How does she feel about life as a not even thirty year old raising a son from an entirely different culture and context? “It’s just life now. At the start it was a massive massive shift in terms of having to take someone else’s well being into account. You know, from being an Aussie girl in your 20s, and not necessarily aware of anyone else’s needs. Now it’s completely normal and I have trouble remembering what it was like before that.”

"We are desperate for more people to care for these boys." (Image: Facebook)

One would think that Jessie could never imagine life without Jaffar. But she says, “Well, I might have to start imagining life without him. We are going through the very difficult process of applying for his family to be reunited in Australia. If his parents arrive, it will honestly be the most bittersweet day. I’m emotional thinking about it. Having him leave my house will be…..” her voice trails off as she ponders. “Yeah…. bittersweet. I think that’s the best word for it.”

Which makes perfect sense for this 29-year-old lawyer who has defended human rights and the disenfranchised for a decade now. But who also put her money where her mouth was by opening her home and heart to this young man. When I met Jessie a couple of months ago, I asked Jessie how she could possibly do it. I will never forget her answer. “I don’t know. You see a need. You just…. fill it.”
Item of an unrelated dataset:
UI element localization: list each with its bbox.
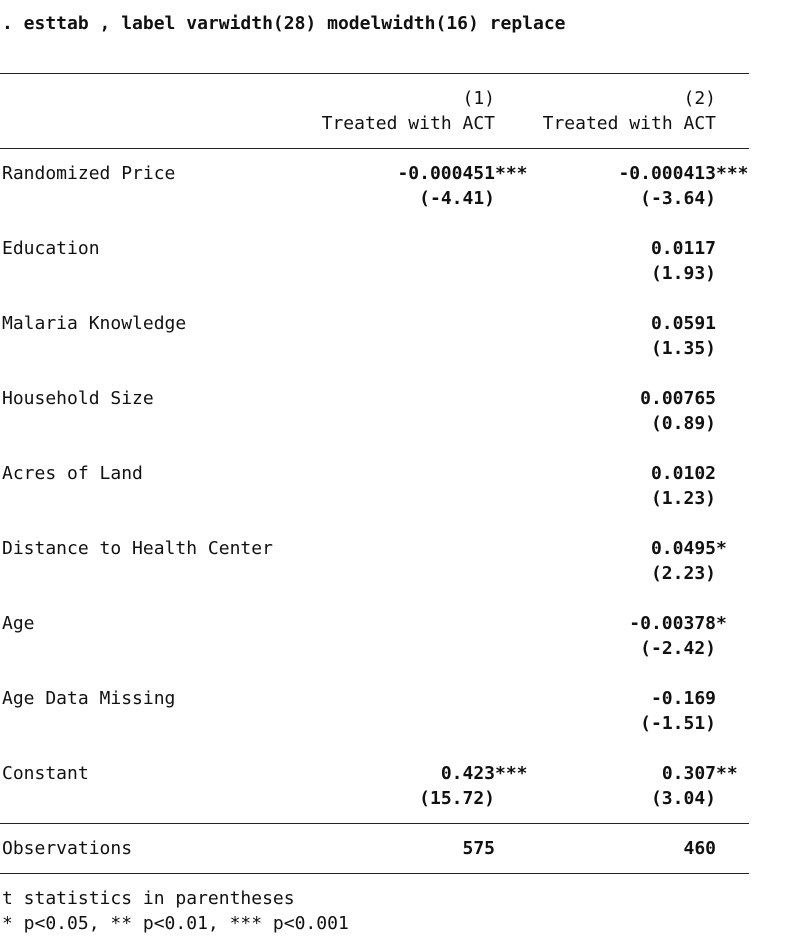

Jaffar came to live with Jessie in February 2010. While he is safe and adored by Jessie, his plight as a 14 year old boy meant he had made the journey alone from Afghanistan to Pakistan to Malaysia to Indonesia to Christmas Island to Melbourne. Daring to trust strangers. Pining for the life he would never share with his now deceased older brother and sister. Pining for his parents and his two younger brothers. But determined to live. Jaffar’s story is just one of many.

Up to 2,000 unaccompanied minors have travelled to Australia just like Jaffar. The vast majority are male. Every one of them comes here by boat because they have no documentation. Every one of them gets put into Christmas Island. Many of them are interrogated by the police. Every one of them is grilled by immigration officials. Most of them have done time in Indonesian and Malaysian detention centres. And every one of them is desperate for survival and long to be one day reunited with their families. Yet if they do not have adequate living conditions when they arrive, the repercussions are huge.

Once they have arrived in Australia, they are under the guardianship of the Minister for Immigration who delegates their care to the Department of Human Services. The DHS then interview carers to foster these young people out to. Many don’t find carers, so need to live in group houses or community detention. In fact, around 1,000 young people are in extremely insecure living environments in Australia. In one case, four 17-year-old boys had no choice but to live under the care of an 18 year old.

Some do time in community detention where many self harm or attempt suicide. But some, like Jaffar, are fortunate to be fostered out to wonderful parents – like Jessie – who is a single mother to Behrang. Together, Jessie and Jaffar have made progress in contacting Jaffar’s family and are fighting the clock in order to get them safely to Australia and reunited with their son.

Unaccompanied minors only have until their 18th birthdays to try and get their family reunion applications approved so their families can come here – a process that currently takes 2-3 years. “If someone arrives at 16, they have practically zero chance of connecting with their families again,” says Jessie.

“We are desperate for more people to care for these boys. Once a child reaches 18, he or she is no longer a ward of the Commonwealth and have to fend for themselves.”